II.    Napoleônicas (1799-1815):
a.       Constituição do Consulado – três cônsules, Napoleão como primeiro cônsul. Senado-consulto, Napoleão como cônsul vitalício. Constituição do Império – queda em 10 anos, dotado de Constituições especiais. Ata Adicional intenta democratizar parcialmente as instituições para reconstrução imperial.
b.      Aquisição do apoio a Napoleão da burguesia para manter os princípios conquistados durante a Revolução e depois o deixa cair.
c.       Artimanhas de Napoleão orientam Estados autoritários para disfarçar adesão democrática ao arbítrio do chefe.
d.      As inovações administrativas e na legislação napoleônicas se tornaram duradouras e satisfatórias na Europa, além do princípio da igualdade jurídica confirmado durante o período.
III. Legitimistas da Restauração (1815-1830):
a.       Recuperação de fronteiras antigas e do próprio antigo regime.
b.      Monarquias não eram absolutas, mas limitadas, cujo desenvolvimento resultaria em monarquias constitucionais e, depois, parlamentares.

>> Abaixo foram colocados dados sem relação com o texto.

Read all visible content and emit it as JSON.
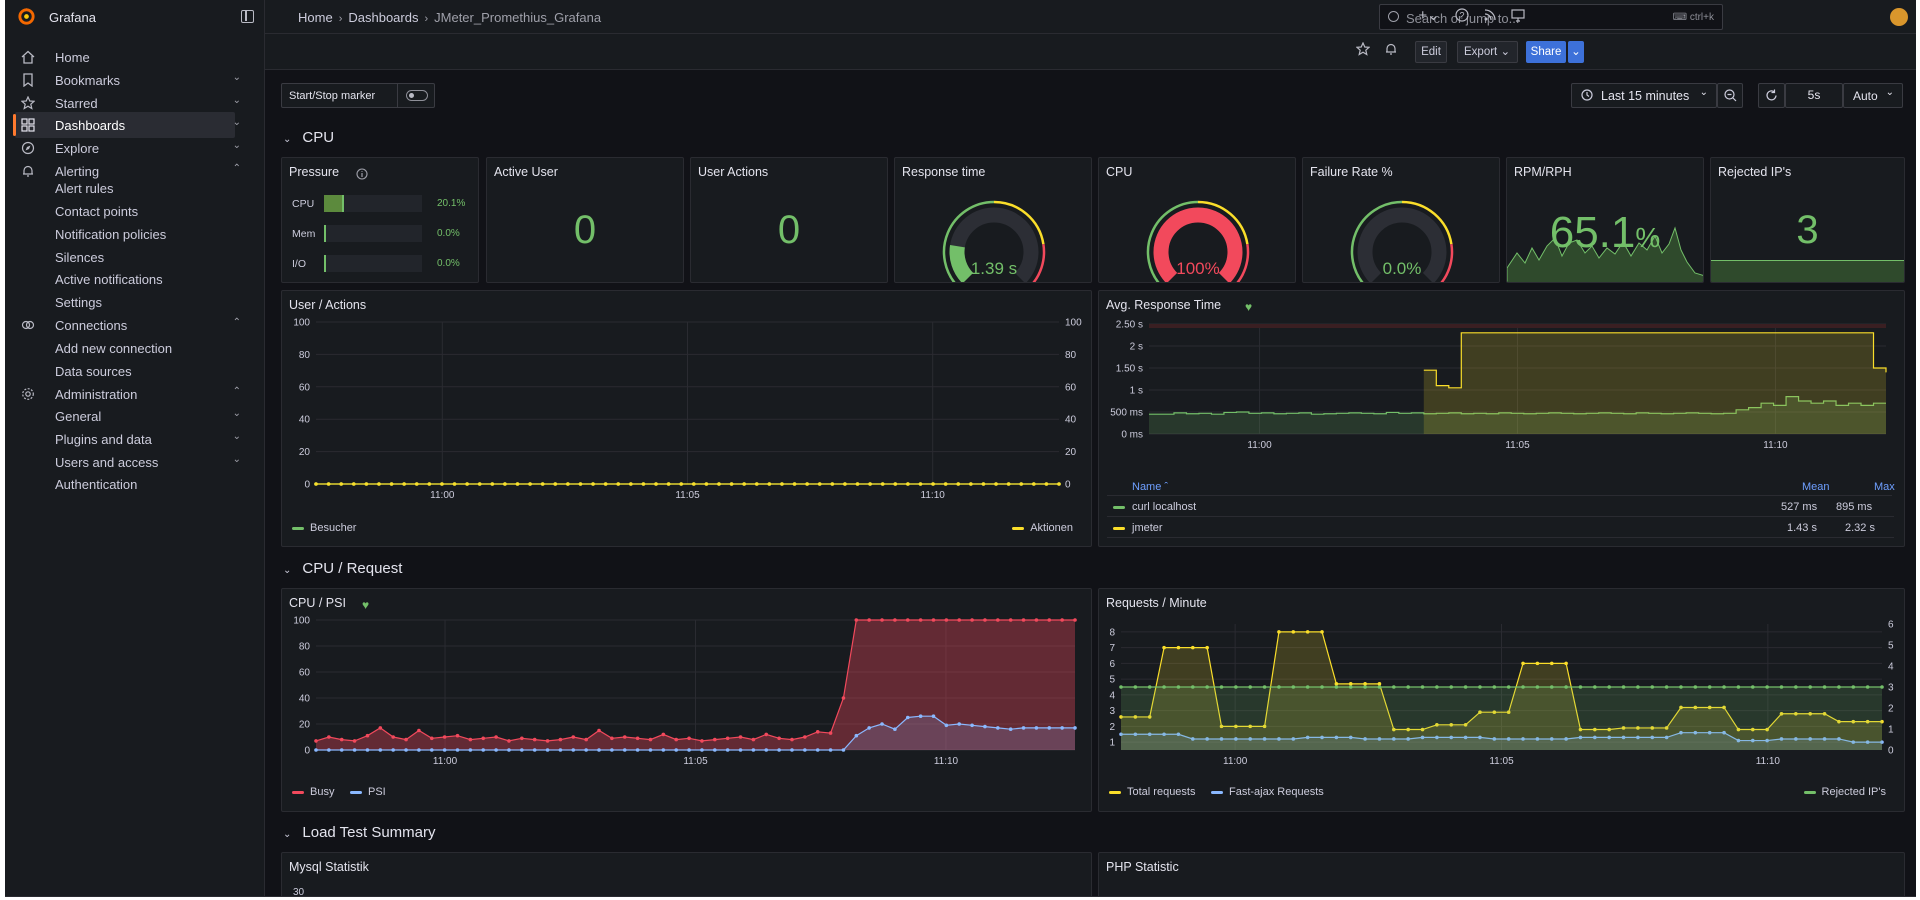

c.       Regra geral: duas câmaras legislativas ao lado do rei; uma eletiva e de sufrágio notavelmente restrito. Permanência da igualdade jurídica.
IV. Liberais (1830-1848);
a.       Descontentamento burguês com a situação político-jurídico após a constituição de autocracias e aristocracias constitucionais.
b.      Doutrina liberal – tentativa francesa de funcionamento da monarquia como parlamentar. Formação de proletariado miserável pela burguesia.
c.       Reform Act amplia o sufrágio e redistribui as cadeiras na Câmara dos Comuns.
d.      Constituição belga significa uma inspiração de modelo para monarquias renovadas nos anos seguintes.
V.    Democráticas, tanto unitárias como federais (1848-1918).
a.       Admissão progressiva de todas as classes no poder, através da extensão do sufrágio e da atuação das regras do sistema parlamentar.
b.      Tendência federalista na Europa influenciada pela vitória norte-americana, porém não alcança impérios plurinacionais - como otomano e austro-húngaro.
B.     O segundo, de 1919 até a atualidade, corresponde a Constituições singulares, conforme formuladas pelos Estados:
I.       De democracia clássica, com Constituições:
a.       De tipo democrático racionalizado (1919 a 1937):
o   Decorrente do desaparecimento dos impérios plurinacionais;
o   Anseio de racionalização dos mecanismos estatais, principalmente parlamentares.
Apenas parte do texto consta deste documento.